Григорий Данилович Ястребенецкий — муж Виктории Владимировны. 1951 год
До войны моим воспитанием занималась бабушка. Я играла на пианино, меня водили на хореографию, у меня были детские абонементы в филармонию и воскресные — в Кировский (Мариинский) театр. Языкам меня не учили, женщины дома говорили по-английски, когда хотели, чтобы их не понимали, или выясняли отношения. Этот английский я понимала. После революции, когда крестьяне сожгли дом, в котором жил мой дедушка Дембский с семьей и маме не в чем было ходить в школу, она приехала к матери сначала в Москву, а потом в Ленинград, поступила учиться и осталась навсегда.
Летом семья снимала дачу в Сестрорецке, мама играла в теннис с сыном кондитера Лора, про которого потом говорили, что он обратил все деньги в бриллиант, который проглотил перед переходом через границу где-то в районе Китая.
Виктория Владимировна с сыном Сашей
В Сестрорецке мама познакомилась со своим будущим мужем и моим отцом Владимиром Ивановичем Шкариным, который работал инженером на заводе имени Воскова, и вышла за него замуж в 1929 году.

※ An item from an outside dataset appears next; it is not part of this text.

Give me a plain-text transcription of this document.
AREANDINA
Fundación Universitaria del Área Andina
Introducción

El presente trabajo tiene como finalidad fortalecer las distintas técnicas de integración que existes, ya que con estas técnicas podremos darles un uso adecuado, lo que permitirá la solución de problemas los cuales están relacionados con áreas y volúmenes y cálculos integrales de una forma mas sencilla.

В 1930-м родилась я.
Родители жили в Сестрорецке, у папы была прекрасная квартира в одноэтажном деревянном доме еще дореволюционной постройки, со всеми удобствами, правда, отопление было печное, но была ванная, две большие комнаты, в одной из которых, на мое несчастье, опять оказалось пианино, на котором меня заставляли играть гаммы даже летом, и еще одна маленькая комната «для прислуги». И прислуга тоже была. У мамы было с 1930-го по 1941-й, как я помню, одно зимнее пальто, которое она носила в Сестрорецке с валенками, и одно выходное платье. Мама училась в пединституте, на факультете английского языка, поэтому считалось, что домработница необходима. В отпуск никуда не ездили, один раз папа ездил по путевке в Крым, правда, при доме был огород и чудесный сад, полный цветов, сирени, жасмина, прекрасная овчарка Нейка, моя ровесница, которую знал весь Сестрорецк и которая каждый год приносила щенят, замечательный пляж и море. Я обожала Сестрорецк. Зимой все катались на финских санях и на лыжах. У деда по должности была машина с шофером, и он с бабушкой часто приезжал в Сестрорецк на выходные. Дома тогда все менялось, папины и мамины друзья в гости не приходили. Деда все боялись.
Николай Иванович Гакичко
Виктория Владимировна с мамой Ольгой Александровной и ее мужем Иосифом Александровичем Ваксом. Зеленогорск, зима 1972 года
Во время стахановского движения папе немного прибавили денег, и мама заказала себе два платья и туфли на Невском, 12, в знаменитом тогда магазине «Смерть мужьям».
Бабушкин брат Джордж, окончив Морской кадетский Корпус, стал морским офицером и принял присягу на верность «Царю и отечеству». Назывался он тогда Георгий Иванович Фроуд. Перед этим он навещал бабушку еще в бытность ее жизни в имении Ольги Александровны, познакомился с семьей Гакичко и влюбился в Ольгу Ивановну Гакичко — младшую сестру Николая Ивановича. Сделал ей предложение и женился. Как раз к революции у них уже было двое детей — Миша (Michael) и еще один Джордж. В семье его звали Джордж-молодой.
Сам же Джордж оказался верен присяге, в Белой армии и с частями Колчака отступил на Восток и через Китай попал в Европу и в Париж. Ольга Ивановна с двумя детьми выехала из Петрограда с помощью английского посольства через Финляндию и тоже через несколько лет мытарств оказалась в Париже, где они нашли друг друга через Красный Крест.
Уехать Ольга Ивановна смогла благодаря тому, что была женой английского подданного Джорджа Фроуда. Присягнув России, от подданства он не отказался. Ольга Ивановна уговаривала свою свекровь Анну Фоминичну поехать вместе с ней. Но та отказалась, сославшись на то, что ее дочь Елизавета и двое внуков остаются в России с русским мужем. Тут вспоминается еще один эпизод, связанный с семейной историей.
У родителей Николая и Ольги Гакичко был дом или два дома в Финляндии, в Райволо (теперь это Рощино), который они приобрели, чтобы переехать после выхода главы семьи на пенсию. Дом был богато меблирован, там, по слухам, был чемодан с семейным серебром и драгоценностями. Об этой говорили и у нас дома. После конца войны в Финляндии в 1939–1940 годах пошли слухи о том, что прежним владельцам возвращают в Финляндии их собственность. Стали спрашивать деда, не хочет ли он заявить свои права на имущество. Дед категорически отказался. Его абсолютно не интересовала «вещная» сторона жизни, а кроме того, не верил советской власти, имея на это все основания. И правильно делал!